5. Les dispositions précitées de l'article L. 2421-3 du code du travail, relatives à l'autorisation de licenciement d'un salarié protégé, ne sont pas incompatibles avec le statut de la Banque de France ni avec les missions de service public dont elle est chargée. Par suite, en vertu du troisième alinéa de l'article L. 142-9 du code monétaire et financier, elles sont applicables aux agents de la Banque de France bénéficiant de la protection qu'elles organisent. Mme B... n'est dès lors pas fondée à soutenir que l'inspection du travail n'était pas compétente pour délivrer l'autorisation de licenciement sollicitée par la Banque de France.

6. En deuxième lieu, il ressort des pièces du dossier que le siège de l'ACPR, lieu de travail principal de Mme B..., est situé 4 place de Budapest, dans le 9e arrondissement de Paris. Cette adresse relève de la section 11 de l'unité de contrôle 9 de l'unité départementale de Paris, sollicitée par l'employeur de la requérante. Par suite, Mme D... E..., inspectrice du travail qui a accordé l'autorisation litigieuse, affectée à cette section par l'arrêté

n° 75-2019-08-01-006 du 1er août 2019, était bien compétente territorialement, en application des dispositions précitées du 4e alinéa de l'article L. 2421-3 du code du travail.
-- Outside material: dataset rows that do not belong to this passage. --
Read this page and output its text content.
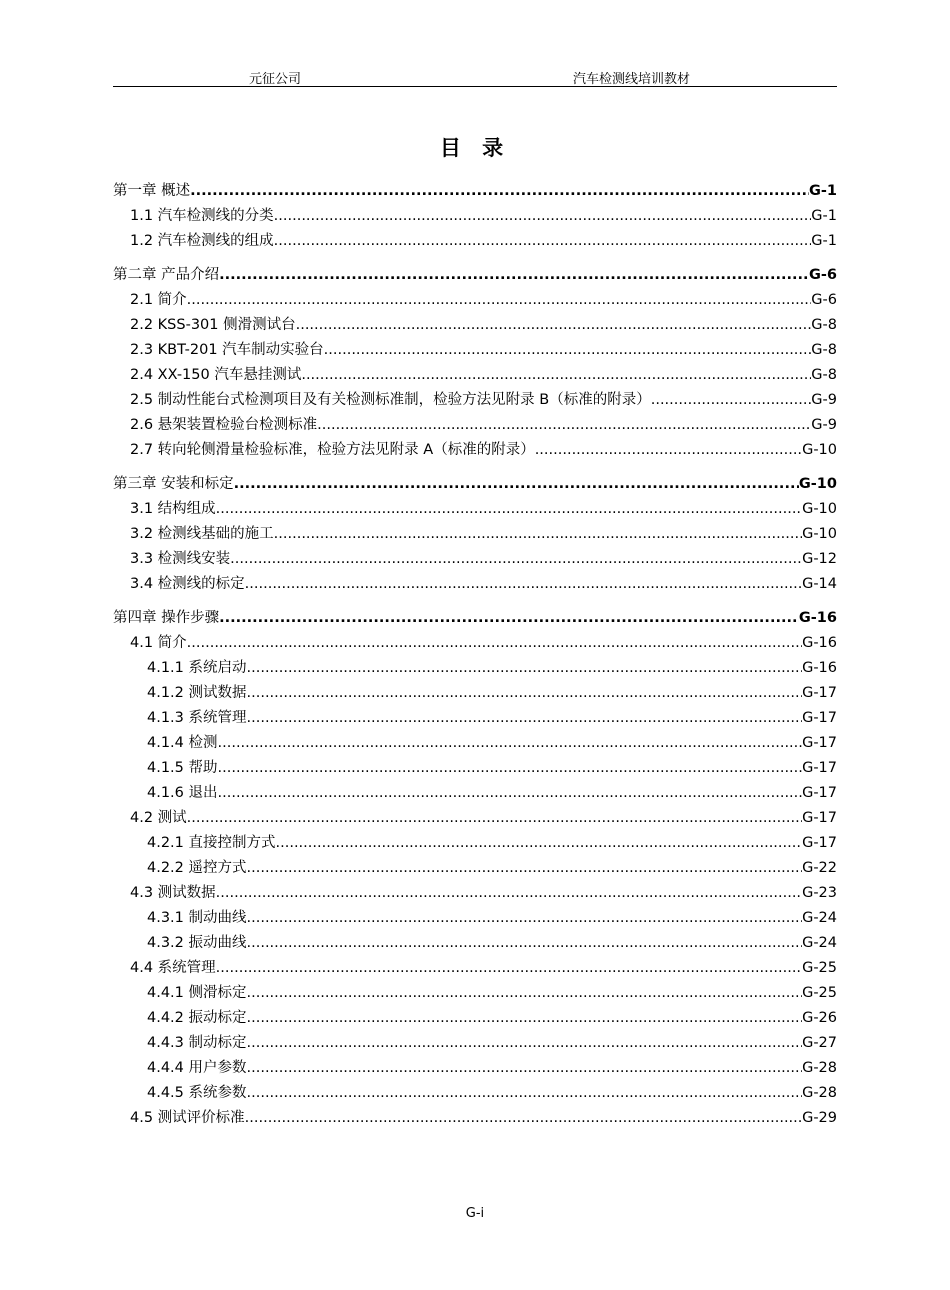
元征公司	汽车检测线培训教材
目 录
第一章 概述 .....	G-1
1.1 汽车检测线的分类 .....	G-1
1.2 汽车检测线的组成 .....	G-1
第二章 产品介绍 .....	G-6
2.1 简介 .....	G-6
2.2 KSS-301 侧滑测试台 .....	G-8
2.3 KBT-201 汽车制动实验台 .....	G-8
2.4 XX-150 汽车悬挂测试 .....	G-8
2.5 制动性能台式检测项目及有关检测标准制，检验方法见附录 B（标准的附录） .....	G-9
2.6 悬架装置检验台检测标准 .....	G-9
2.7 转向轮侧滑量检验标准，检验方法见附录 A（标准的附录） .....	G-10
第三章 安装和标定 .....	G-10
3.1 结构组成 .....	G-10
3.2 检测线基础的施工 .....	G-10
3.3 检测线安装 .....	G-12
3.4 检测线的标定 .....	G-14
第四章 操作步骤 .....	G-16
4.1 简介 .....	G-16
4.1.1 系统启动 .....	G-16
4.1.2 测试数据 .....	G-17
4.1.3 系统管理 .....	G-17
4.1.4 检测 .....	G-17
4.1.5 帮助 .....	G-17
4.1.6 退出 .....	G-17
4.2 测试 .....	G-17
4.2.1 直接控制方式 .....	G-17
4.2.2 遥控方式 .....	G-22
4.3 测试数据 .....	G-23
4.3.1 制动曲线 .....	G-24
4.3.2 振动曲线 .....	G-24
4.4 系统管理 .....	G-25
4.4.1 侧滑标定 .....	G-25
4.4.2 振动标定 .....	G-26
4.4.3 制动标定 .....	G-27
4.4.4 用户参数 .....	G-28
4.4.5 系统参数 .....	G-28
4.5 测试评价标准 .....	G-29
G-i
7. En troisième lieu, aux termes du premier alinéa de l'article R. 2421-5 du code du travail : " La décision de l'inspecteur du travail est motivée. ". La décision attaquée vise les dispositions applicables du code du travail, énonce les faits reprochés à Mme B..., les qualifie et relève l'absence de lien entre la demande d'autorisation de licenciement et la candidature de l'intéressée à l'exercice d'un mandat de membre du comité social et économique de l'ACPR. Elle est par suite suffisamment motivée, alors même qu'elle ne reprend pas l'ensemble des arguments présentés par la salariée.
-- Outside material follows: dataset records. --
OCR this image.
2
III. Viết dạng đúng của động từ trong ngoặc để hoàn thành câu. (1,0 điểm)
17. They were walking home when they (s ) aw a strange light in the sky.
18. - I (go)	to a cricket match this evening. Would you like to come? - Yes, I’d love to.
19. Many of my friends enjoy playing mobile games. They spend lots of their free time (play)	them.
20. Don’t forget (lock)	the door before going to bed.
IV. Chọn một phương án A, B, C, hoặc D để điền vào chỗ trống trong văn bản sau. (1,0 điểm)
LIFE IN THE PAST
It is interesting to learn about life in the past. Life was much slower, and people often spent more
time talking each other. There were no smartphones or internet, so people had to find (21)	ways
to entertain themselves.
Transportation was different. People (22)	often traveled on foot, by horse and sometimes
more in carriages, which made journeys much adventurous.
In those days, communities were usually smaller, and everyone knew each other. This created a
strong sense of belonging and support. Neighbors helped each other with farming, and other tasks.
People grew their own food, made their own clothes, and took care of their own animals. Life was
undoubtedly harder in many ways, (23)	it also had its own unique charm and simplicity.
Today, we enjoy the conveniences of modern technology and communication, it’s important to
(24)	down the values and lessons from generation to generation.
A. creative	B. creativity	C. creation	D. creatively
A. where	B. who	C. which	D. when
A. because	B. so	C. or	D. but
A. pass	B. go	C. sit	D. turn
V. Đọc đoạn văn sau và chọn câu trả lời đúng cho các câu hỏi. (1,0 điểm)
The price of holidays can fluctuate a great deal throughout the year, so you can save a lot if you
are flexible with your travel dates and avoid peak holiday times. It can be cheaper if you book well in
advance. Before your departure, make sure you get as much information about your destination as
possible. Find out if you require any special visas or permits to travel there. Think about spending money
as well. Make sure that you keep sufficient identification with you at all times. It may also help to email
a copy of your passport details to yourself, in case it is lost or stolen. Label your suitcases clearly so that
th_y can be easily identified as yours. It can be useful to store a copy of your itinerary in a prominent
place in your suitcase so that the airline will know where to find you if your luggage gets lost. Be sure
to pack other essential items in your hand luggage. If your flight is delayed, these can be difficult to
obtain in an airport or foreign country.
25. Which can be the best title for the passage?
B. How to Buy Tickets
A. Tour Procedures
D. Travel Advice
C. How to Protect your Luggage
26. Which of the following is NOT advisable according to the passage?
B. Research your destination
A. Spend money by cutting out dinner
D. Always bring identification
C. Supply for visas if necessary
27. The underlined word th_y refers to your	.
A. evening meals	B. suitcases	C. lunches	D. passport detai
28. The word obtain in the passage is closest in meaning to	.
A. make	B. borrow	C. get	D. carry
8. En dernier lieu, en application de l'article R. 2421-11 du code du travail, l'inspecteur du travail saisi d'une demande d'autorisation de licenciement d'un salarié protégé " procède à une enquête contradictoire au cours de laquelle le salarié peut, sur sa demande, se faire assister d'un représentant de son syndicat ". Le caractère contradictoire de l'enquête menée conformément à ces dispositions impose à l'autorité administrative, saisie d'une demande d'autorisation de licenciement d'un salarié protégé fondée sur un motif disciplinaire, de mettre à même l'employeur et le salarié de prendre connaissance de l'ensemble des éléments déterminants qu'il a pu recueillir, y compris des témoignages, et qui sont de nature à établir ou non la matérialité des faits allégués à l'appui de la demande d'autorisation.
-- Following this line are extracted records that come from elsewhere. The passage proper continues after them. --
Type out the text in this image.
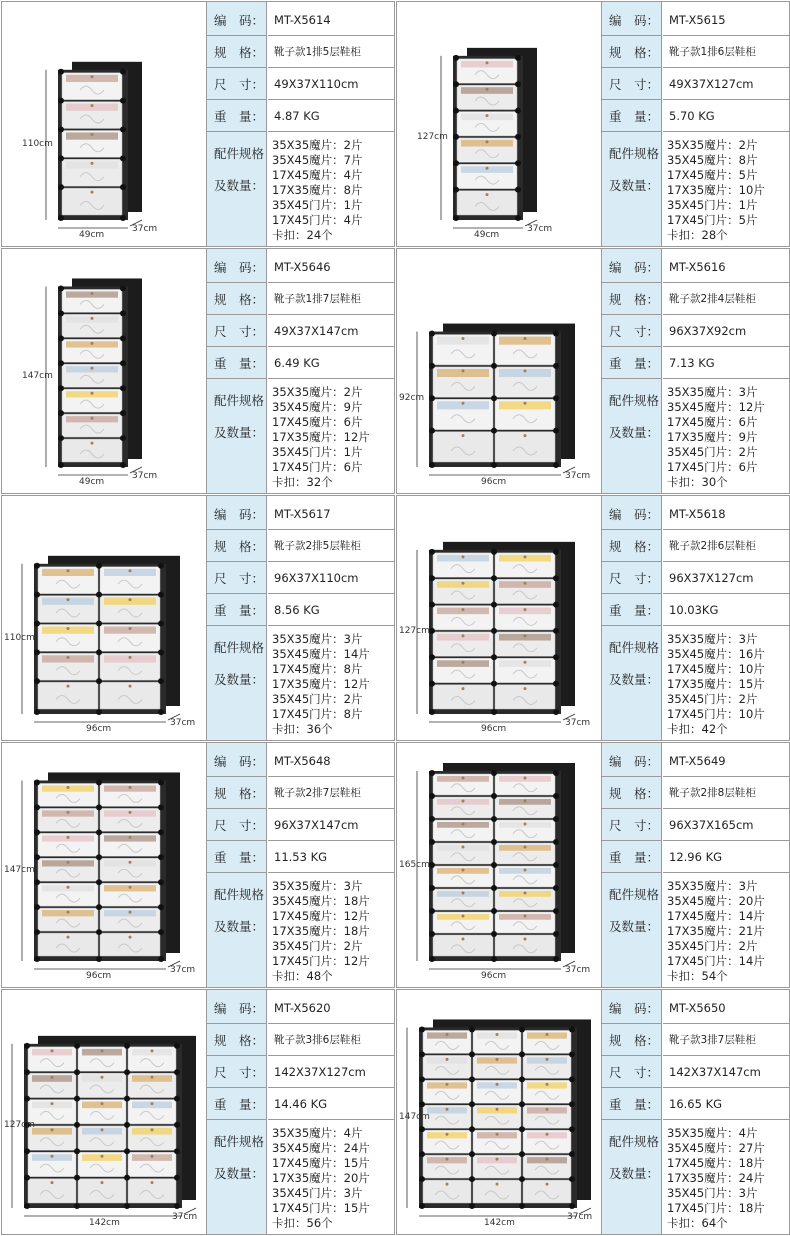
110cm
49cm
37cm
编　码：
规　格：
尺　寸：
重　量：
配件规格
及数量：
MT-X5614
靴子款1排5层鞋柜
49X37X110cm
4.87 KG
35X35魔片：2片
35X45魔片：7片
17X45魔片：4片
17X35魔片：8片
35X45门片：1片
17X45门片：4片
卡扣：24个
127cm
49cm
37cm
编　码：
规　格：
尺　寸：
重　量：
配件规格
及数量：
MT-X5615
靴子款1排6层鞋柜
49X37X127cm
5.70 KG
35X35魔片：2片
35X45魔片：8片
17X45魔片：5片
17X35魔片：10片
35X45门片：1片
17X45门片：5片
卡扣：28个
147cm
49cm
37cm
编　码：
规　格：
尺　寸：
重　量：
配件规格
及数量：
MT-X5646
靴子款1排7层鞋柜
49X37X147cm
6.49 KG
35X35魔片：2片
35X45魔片：9片
17X45魔片：6片
17X35魔片：12片
35X45门片：1片
17X45门片：6片
卡扣：32个
92cm
96cm
37cm
编　码：
规　格：
尺　寸：
重　量：
配件规格
及数量：
MT-X5616
靴子款2排4层鞋柜
96X37X92cm
7.13 KG
35X35魔片：3片
35X45魔片：12片
17X45魔片：6片
17X35魔片：9片
35X45门片：2片
17X45门片：6片
卡扣：30个
110cm
96cm
37cm
编　码：
规　格：
尺　寸：
重　量：
配件规格
及数量：
MT-X5617
靴子款2排5层鞋柜
96X37X110cm
8.56 KG
35X35魔片：3片
35X45魔片：14片
17X45魔片：8片
17X35魔片：12片
35X45门片：2片
17X45门片：8片
卡扣：36个
127cm
96cm
37cm
编　码：
规　格：
尺　寸：
重　量：
配件规格
及数量：
MT-X5618
靴子款2排6层鞋柜
96X37X127cm
10.03KG
35X35魔片：3片
35X45魔片：16片
17X45魔片：10片
17X35魔片：15片
35X45门片：2片
17X45门片：10片
卡扣：42个
147cm
96cm
37cm
编　码：
规　格：
尺　寸：
重　量：
配件规格
及数量：
MT-X5648
靴子款2排7层鞋柜
96X37X147cm
11.53 KG
35X35魔片：3片
35X45魔片：18片
17X45魔片：12片
17X35魔片：18片
35X45门片：2片
17X45门片：12片
卡扣：48个
165cm
96cm
37cm
编　码：
规　格：
尺　寸：
重　量：
配件规格
及数量：
MT-X5649
靴子款2排8层鞋柜
96X37X165cm
12.96 KG
35X35魔片：3片
35X45魔片：20片
17X45魔片：14片
17X35魔片：21片
35X45门片：2片
17X45门片：14片
卡扣：54个
127cm
142cm
37cm
编　码：
规　格：
尺　寸：
重　量：
配件规格
及数量：
MT-X5620
靴子款3排6层鞋柜
142X37X127cm
14.46 KG
35X35魔片：4片
35X45魔片：24片
17X45魔片：15片
17X35魔片：20片
35X45门片：3片
17X45门片：15片
卡扣：56个
147cm
142cm
37cm
编　码：
规　格：
尺　寸：
重　量：
配件规格
及数量：
MT-X5650
靴子款3排7层鞋柜
142X37X147cm
16.65 KG
35X35魔片：4片
35X45魔片：27片
17X45魔片：18片
17X35魔片：24片
35X45门片：3片
17X45门片：18片
卡扣：64个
9. Mme B... soutient que le caractère contradictoire de la procédure a été méconnu dès lors que l'administration ne lui a pas communiqué, avant d'autoriser son licenciement, des éléments transmis par son employeur le 28 août 2019, deux jours avant l'édiction de l'autorisation de licenciement. Il ressort toutefois des pièces du dossier que les dernières observations écrites produites par l'employeur de Mme B... ne contenaient aucun élément nouveau ou déterminant, celui-ci se bornant à répondre à deux interrogations de l'inspection du travail relatives à la date de candidature de la salariée aux élections de la délégation du personnel du comité social et économique, et à la date de réception du rapport d'enquête interne par Mme B.... Le moyen tiré de l'irrégularité de la procédure suivie par l'administration doit par suite être écarté.

En ce qui concerne la légalité interne :

10. En premier lieu, aux termes de l'article R. 612-19 du code monétaire et financier : " I. - Le secrétaire général exécute le budget arrêté par le collège de supervision de l'Autorité de contrôle prudentiel et de résolution. / Dans le cadre général établi par le collège de supervision en formation plénière, le secrétaire général a qualité pour procéder au recrutement et à la gestion des personnels de l'Autorité de contrôle prudentiel et de résolution pour le compte de la Banque de France. / Le secrétaire général prend toutes les mesures conservatoires et exerce toutes les actions en justice dans les matières relevant de sa compétence propre. (...) ".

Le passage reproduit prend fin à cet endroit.